KALAMAZOO, Mich. — Before class began at 7 p.m. on Thursday, Rhonda Etheridge spent a few minutes talking to her students individually about seat positions and adjusted of few of their pedal straps. Then she turned down the lights, closed the blinds and blasted the stereo.
“Who runs this … who run this,” she shouted on beat to Beyonce’s Who Run The World while walking through the stationary bikes. “Who run this ... who run this.”
Rhonda spun her hands in the air, motioning for the ladies to spin faster. The 48-year-old grandmother danced her way through the bikes one more time before getting on her own in the front of the class and instructed them to turn their wheels one more time.
“Part of my goal is to be a beacon of an example of a light to show people that you can overcome obstacles,” said Rhonda during an interview, under the classes disco ball. “You can overcome grief. You can overcome being unhealthy.”
It’s a life lesson Rhonda said she learned during a tough time in her life years ago. On July 13, 2010, her son took his life.
“When my son passed away it was if someone took an elephant and sat it on my chest,” she said with tears coming out of her eyes. “I couldn’t breathe. I couldn’t breathe.”
Months later that year, Rhonda was diagnosed as pre-diabetic she said. She had irregular bowel syndrome, chronic gastritis and was teetering on the line of high-blood pressure.
“I didn’t want to die,” Rhonda said, continuing to cry. “I didn’t want to be sick and so that’s how all this happened. But I wanted to find a way to put life back in myself.”
In an effort to not become reliant on medication Rhonda started to work out, she said. She signed up for a spin class at a local YMCA and hated it. So her husband Tony joined her and she stuck with it. She continued for years, got certified and was asked to teach classes there.
“They gave me the lunchtime [slot],” she said. “I only had 2 students. But you know what I’m unique. I think I have something special. And so that class grew from two people to 35 people.”
She also took Zumba classes in her spare time she said, and ran half marathons, 5Ks and 10Ks. She also started eating healthier and drinking more teas and smoothies. Over the course of time, she lost 70 pounds.
“Sunday morning after working out for a whole week, I want to sleep but she like ‘hey lets go for a run,” Tony said. “I’m like I want to spend time with my wife, so I got to get up, put on my jogging clothes and go for a run.”
Rhonda and Tony have been married for 12 years and she calls him her cheerleader, she said. He’s been by her side through the good times and bad ones, including the time the Y let her go. She was devastated because she credited the Y for giving her her confidence back.
“'No, the Y gave you a building',” she remembered Tony saying to her. “‘The Y gave you some bikes. The Y didn’t give you, you. The Y didn’t give you your determination.’ And I said ‘but life sucks’ and he said ‘life doesn’t suck, life cycles.’”
So Rhonda soldiered on, she said.

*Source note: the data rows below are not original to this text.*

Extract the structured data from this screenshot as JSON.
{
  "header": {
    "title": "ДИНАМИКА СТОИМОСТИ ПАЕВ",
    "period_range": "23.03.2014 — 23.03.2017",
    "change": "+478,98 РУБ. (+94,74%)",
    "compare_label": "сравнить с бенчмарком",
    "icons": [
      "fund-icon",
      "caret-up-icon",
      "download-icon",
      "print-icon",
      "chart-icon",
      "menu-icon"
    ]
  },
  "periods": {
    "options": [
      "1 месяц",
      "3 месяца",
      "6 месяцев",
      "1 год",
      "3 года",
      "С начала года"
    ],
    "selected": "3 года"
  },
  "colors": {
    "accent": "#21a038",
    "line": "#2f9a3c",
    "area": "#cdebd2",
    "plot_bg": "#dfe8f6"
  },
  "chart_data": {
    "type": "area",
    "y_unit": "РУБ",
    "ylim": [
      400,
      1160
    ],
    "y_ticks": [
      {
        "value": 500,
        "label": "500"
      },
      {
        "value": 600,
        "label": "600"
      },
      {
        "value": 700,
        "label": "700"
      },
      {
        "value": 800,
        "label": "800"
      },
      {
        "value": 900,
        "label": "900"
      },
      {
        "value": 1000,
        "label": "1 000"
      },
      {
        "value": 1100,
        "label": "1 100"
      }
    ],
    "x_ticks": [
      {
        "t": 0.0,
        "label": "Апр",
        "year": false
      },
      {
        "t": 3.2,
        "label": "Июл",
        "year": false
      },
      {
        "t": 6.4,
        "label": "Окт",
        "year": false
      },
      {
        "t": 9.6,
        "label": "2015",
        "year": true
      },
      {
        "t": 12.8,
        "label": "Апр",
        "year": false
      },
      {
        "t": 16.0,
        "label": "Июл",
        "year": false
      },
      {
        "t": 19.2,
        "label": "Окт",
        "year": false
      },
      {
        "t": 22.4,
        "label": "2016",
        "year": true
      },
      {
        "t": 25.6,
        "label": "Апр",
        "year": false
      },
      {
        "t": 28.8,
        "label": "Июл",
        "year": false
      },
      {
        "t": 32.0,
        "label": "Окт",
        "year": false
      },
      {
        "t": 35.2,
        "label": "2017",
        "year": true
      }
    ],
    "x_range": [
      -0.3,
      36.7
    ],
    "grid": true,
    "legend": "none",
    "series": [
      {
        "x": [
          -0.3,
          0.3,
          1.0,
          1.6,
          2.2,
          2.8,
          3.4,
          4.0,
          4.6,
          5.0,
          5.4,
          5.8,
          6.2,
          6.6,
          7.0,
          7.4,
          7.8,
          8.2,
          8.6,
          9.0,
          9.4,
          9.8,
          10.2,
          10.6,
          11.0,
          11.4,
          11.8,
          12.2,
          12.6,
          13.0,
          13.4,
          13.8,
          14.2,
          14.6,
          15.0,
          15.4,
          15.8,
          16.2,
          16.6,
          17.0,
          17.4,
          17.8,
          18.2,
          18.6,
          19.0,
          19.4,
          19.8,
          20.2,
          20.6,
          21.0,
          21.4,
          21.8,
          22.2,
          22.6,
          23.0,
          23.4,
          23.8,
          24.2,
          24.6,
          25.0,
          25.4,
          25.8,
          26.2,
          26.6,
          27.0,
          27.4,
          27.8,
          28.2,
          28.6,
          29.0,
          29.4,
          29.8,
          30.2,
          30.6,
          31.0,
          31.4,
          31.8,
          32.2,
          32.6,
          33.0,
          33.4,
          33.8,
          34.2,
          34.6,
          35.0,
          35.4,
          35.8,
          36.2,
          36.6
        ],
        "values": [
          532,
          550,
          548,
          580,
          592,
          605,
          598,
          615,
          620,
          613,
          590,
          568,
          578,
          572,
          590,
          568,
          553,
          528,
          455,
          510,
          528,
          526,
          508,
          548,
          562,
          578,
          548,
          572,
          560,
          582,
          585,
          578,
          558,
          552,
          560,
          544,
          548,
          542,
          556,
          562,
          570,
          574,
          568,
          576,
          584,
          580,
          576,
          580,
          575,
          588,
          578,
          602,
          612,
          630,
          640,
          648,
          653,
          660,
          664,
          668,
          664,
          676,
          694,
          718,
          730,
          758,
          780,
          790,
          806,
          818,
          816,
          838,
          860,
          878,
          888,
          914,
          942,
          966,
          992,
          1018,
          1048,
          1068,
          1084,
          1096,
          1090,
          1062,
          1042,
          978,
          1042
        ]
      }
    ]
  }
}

She began hosting spin classes on her porch at her home on the northside of town. Then she and Tony bought and renovated a corner building on Mills Street and Crosstown Parkway. On April 28, they opened LifeCycles Studio and Hair Salon, with not only the intention of revitalizing the Edison neighborhood — one of the city’s forgotten areas — but to also promote health and wellness to their clients.
“My goal is to help everybody lift that elephant off their chests so that they can breathe and breath life into themselves,” she said smiling.